Karlsson had two assists in Game 7, and could have had about a dozen more. He brilliantly set up Mark Stone’s game-tying goal in the second period, using a short pass to spring him in the slot. In the third, he blasted a shot that rang off the post, then off the back of Matt Murray, and then right to Ryan Dzingel for another goal that answered a Penguins’ tally in short order.
He was all over every zone on the ice, dangerous on each of the 49 shifts he took in Game 7. One got the feeling that if the Senators were going to win this thing, the puck was going to be on Karlsson’s stick at some point during the sequence.
Instead, he was on the bench when Chris Kunitz’s floating shot found its way over Craig Anderson’s shoulder for the series-clincher.
“We lost to a better team, unfortunately,” said Karlsson after Game 7. “We did what we could, when we needed it the most. In the end, we came close, but not close enough.”

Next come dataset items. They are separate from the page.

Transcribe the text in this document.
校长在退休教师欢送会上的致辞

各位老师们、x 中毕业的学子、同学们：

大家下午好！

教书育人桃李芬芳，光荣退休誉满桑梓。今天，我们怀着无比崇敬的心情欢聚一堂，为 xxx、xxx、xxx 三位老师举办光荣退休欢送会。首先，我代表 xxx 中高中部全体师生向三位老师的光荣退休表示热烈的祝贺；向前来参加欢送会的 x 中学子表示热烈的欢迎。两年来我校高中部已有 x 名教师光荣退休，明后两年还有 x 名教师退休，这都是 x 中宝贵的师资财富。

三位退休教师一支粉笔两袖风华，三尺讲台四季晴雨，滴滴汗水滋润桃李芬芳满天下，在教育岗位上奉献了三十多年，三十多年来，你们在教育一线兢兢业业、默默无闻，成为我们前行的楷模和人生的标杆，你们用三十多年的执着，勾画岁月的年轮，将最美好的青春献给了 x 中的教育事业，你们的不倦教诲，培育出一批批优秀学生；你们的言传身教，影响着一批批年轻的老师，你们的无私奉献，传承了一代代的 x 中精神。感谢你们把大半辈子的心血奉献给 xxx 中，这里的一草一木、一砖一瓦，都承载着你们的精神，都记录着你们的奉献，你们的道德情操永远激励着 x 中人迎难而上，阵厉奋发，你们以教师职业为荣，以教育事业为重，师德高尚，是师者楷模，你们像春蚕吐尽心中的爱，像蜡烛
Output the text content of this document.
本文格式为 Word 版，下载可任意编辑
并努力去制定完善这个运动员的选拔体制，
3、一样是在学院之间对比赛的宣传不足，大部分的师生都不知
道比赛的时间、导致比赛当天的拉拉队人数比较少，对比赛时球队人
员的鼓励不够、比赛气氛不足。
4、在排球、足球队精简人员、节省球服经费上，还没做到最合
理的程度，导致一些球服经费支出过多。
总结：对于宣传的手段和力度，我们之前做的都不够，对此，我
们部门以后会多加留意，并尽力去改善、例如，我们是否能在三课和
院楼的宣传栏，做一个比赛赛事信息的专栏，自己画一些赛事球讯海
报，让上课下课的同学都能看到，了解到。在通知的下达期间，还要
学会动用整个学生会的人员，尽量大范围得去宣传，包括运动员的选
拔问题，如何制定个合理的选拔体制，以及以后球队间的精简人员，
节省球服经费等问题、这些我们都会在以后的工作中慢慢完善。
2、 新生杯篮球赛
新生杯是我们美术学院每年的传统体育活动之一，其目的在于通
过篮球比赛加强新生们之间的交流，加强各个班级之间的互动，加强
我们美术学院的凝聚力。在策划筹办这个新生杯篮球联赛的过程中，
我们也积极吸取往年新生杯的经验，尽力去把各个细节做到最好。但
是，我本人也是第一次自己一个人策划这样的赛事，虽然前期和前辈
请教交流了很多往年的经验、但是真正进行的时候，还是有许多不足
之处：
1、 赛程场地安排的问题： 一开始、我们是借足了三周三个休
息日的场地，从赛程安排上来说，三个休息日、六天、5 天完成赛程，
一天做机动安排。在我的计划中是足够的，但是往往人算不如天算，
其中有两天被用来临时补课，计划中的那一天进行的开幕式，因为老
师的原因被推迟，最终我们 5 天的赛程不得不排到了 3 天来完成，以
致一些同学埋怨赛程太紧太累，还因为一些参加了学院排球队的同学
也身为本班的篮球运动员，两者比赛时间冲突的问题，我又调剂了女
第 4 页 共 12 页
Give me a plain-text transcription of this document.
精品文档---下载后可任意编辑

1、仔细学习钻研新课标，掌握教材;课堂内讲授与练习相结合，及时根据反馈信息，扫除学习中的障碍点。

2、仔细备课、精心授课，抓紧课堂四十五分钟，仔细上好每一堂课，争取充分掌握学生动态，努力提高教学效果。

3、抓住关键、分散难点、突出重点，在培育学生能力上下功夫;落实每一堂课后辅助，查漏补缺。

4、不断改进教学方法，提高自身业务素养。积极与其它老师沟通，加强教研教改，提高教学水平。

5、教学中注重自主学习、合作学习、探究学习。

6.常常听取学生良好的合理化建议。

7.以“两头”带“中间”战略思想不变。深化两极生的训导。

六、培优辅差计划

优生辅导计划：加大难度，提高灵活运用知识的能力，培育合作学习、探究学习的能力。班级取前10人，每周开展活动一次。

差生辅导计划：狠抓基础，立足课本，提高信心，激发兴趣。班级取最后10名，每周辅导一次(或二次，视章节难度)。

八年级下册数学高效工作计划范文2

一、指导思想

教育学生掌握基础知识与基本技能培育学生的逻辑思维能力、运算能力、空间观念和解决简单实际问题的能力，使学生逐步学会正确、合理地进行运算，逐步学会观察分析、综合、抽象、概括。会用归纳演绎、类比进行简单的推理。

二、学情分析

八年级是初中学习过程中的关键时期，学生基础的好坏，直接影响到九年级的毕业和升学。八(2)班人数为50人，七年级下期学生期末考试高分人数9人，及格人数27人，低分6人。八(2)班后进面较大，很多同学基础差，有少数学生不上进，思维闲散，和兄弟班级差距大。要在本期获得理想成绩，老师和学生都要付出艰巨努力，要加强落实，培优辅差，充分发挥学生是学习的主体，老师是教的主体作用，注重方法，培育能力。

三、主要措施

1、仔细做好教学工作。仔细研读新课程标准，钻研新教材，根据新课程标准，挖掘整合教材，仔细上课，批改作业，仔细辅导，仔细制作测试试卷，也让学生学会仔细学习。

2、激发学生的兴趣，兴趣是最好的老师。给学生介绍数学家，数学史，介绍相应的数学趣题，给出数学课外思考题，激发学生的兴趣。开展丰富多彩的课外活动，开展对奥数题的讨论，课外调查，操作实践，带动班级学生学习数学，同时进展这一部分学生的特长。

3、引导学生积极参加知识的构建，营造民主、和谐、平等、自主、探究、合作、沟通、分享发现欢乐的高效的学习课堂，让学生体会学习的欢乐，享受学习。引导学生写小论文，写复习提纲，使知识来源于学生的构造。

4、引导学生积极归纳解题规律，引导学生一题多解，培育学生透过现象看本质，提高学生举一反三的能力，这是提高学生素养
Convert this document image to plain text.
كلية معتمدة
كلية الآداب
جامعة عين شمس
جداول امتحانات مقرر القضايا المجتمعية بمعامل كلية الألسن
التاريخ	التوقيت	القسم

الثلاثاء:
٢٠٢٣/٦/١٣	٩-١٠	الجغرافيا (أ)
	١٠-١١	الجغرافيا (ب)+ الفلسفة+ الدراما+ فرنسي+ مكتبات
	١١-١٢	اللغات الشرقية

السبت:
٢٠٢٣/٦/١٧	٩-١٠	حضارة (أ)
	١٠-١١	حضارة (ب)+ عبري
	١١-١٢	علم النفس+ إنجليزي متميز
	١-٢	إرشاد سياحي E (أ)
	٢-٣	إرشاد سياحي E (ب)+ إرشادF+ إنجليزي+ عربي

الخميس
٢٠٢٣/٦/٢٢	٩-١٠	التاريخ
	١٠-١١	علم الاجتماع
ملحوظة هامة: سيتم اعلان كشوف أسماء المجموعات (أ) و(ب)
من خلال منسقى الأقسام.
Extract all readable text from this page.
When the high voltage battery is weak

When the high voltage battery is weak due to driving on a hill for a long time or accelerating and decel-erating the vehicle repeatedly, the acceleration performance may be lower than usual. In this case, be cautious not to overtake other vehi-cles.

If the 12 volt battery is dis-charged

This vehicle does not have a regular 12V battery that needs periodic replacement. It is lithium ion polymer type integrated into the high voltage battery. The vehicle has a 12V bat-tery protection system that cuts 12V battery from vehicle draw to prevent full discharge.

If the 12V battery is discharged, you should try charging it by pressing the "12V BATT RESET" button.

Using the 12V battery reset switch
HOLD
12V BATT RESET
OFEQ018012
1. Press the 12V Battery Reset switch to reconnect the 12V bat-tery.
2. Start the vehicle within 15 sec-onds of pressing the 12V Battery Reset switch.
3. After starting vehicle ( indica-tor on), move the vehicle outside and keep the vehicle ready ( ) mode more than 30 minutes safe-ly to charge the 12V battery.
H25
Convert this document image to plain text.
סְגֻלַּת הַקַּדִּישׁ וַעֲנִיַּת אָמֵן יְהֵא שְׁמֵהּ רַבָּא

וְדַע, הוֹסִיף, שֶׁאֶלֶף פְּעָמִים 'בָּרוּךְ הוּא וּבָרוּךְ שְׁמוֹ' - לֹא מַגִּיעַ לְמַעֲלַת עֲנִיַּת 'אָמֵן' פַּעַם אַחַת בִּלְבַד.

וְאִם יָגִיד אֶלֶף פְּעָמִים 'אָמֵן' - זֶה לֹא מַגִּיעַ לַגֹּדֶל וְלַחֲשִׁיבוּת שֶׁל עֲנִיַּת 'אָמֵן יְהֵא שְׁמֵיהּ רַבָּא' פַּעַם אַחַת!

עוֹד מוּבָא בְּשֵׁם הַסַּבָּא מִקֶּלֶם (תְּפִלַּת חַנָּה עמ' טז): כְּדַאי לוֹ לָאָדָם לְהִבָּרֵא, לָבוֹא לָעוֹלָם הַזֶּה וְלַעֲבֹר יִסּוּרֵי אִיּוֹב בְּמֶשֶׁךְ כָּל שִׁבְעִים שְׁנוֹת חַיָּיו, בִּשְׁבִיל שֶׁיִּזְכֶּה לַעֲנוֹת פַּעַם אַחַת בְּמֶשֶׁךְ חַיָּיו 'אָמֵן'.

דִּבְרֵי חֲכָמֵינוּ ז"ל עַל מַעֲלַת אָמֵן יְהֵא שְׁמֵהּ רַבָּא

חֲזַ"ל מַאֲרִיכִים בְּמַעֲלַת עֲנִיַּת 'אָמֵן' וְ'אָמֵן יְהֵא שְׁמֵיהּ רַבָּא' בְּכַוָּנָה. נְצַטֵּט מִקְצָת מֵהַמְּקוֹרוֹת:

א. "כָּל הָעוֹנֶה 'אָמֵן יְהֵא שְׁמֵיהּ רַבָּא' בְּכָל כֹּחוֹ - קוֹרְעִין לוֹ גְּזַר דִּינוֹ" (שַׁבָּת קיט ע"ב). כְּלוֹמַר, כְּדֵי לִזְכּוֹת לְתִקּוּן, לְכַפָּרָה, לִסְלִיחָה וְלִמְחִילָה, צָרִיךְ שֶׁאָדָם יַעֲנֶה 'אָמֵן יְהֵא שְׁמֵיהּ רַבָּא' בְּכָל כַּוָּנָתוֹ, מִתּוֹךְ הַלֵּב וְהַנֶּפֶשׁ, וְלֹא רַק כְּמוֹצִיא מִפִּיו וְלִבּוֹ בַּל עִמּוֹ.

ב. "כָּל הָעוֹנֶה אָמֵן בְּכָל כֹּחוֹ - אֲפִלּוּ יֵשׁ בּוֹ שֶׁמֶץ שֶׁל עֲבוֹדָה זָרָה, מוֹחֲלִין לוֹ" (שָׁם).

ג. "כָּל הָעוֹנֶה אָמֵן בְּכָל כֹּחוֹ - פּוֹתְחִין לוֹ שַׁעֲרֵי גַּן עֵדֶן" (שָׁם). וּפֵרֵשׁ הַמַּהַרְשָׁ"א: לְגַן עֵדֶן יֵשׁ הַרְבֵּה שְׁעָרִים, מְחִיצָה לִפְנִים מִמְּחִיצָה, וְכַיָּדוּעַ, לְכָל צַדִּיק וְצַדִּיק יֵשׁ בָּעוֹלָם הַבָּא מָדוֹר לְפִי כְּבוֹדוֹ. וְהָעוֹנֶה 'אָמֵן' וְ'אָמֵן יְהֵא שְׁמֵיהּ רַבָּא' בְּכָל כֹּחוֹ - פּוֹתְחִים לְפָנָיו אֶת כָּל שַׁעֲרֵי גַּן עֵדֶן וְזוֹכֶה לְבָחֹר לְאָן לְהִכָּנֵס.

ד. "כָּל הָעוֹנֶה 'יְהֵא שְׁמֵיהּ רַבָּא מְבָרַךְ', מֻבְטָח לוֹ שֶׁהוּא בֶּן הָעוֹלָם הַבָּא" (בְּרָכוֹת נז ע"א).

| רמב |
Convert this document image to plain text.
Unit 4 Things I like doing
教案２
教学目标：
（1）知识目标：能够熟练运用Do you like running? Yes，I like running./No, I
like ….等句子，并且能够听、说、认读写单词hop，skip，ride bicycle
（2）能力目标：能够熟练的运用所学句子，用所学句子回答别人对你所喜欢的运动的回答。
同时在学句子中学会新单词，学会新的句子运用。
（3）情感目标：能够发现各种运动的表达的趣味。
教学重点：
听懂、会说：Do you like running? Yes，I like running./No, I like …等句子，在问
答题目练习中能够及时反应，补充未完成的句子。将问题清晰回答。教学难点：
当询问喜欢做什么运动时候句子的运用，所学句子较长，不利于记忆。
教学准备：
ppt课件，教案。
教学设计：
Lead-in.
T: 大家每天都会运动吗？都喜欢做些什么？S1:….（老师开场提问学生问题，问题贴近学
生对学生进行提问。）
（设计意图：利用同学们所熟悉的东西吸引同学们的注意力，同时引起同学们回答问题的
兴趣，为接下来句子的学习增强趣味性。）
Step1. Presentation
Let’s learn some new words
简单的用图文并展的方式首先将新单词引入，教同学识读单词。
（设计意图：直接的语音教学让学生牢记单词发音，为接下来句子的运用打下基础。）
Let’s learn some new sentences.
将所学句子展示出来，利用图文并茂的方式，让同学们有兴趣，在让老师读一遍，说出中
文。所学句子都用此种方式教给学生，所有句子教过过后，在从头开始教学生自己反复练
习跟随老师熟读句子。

They came close because of Karlsson. With due respect to Craig Anderson’s goaltending heroics and Bobby Ryan’s offensive resurgence and Guy Boucher’s “bore them to death and/or unleash hell” coaching style, the Ottawa Senators were one goal away from the Stanley Cup Final because of one 27-year-old defenseman from Landsbro, Sweden.
He had 18 points in 19 games, including 15 at even strength, tied for most in the NHL postseason. His Corsi percentage (56.95) was the best in the postseason, for players that had more than 200 minutes of ice time.
Again, it’s comical to think that Karlsson ever had his doubters. He won the Norris twice, and had some clinging to the idea he was one dimensional. He makes countless defensive players every season, but that one turnover or that one time Auston Matthews dances by him on opening night get the spotlight.
All of it ignores the simple fact that, as coach Guy Boucher noted during this series: “Erik was our best defensive defenseman all year.”
There’s a lot we all got wrong about Ottawa, and one of the primary things was that Boucher’s system would somehow crush the creativity of Karlsson. Sure, his numbers dropped from last season – his even strength points fell by 14, for example – but the relationship between the two worked, to the point where Boucher saw Karlsson as a model on which other players should base their play.
“Erik has obviously terrific attributes that you can draw from,” he said. “And if you’re trying to be Erik, you’re probably not going in the right direction.”
The hockey world looked down its nose a bit at Ottawa in this series. Part of that was a desire to see the Pittsburgh Penguins and the Nashville Predators face off in what could be an highly competitive (and highly watched) Stanley Cup Final. And part of it was not wanting the Senators in that series, because of a perceived lack of interest in them nationally and their, at times, tedious style of hockey.
But Karlsson was a reason to root for them. To see what he did on that next, grander stage. To get another few games of his brilliance. To add his name to those of Lidstrom, Niedermayer, Stevens, Robinson and Orr as defensemen who were playoff MVPs.
Although, truth be told, his name should already be among them.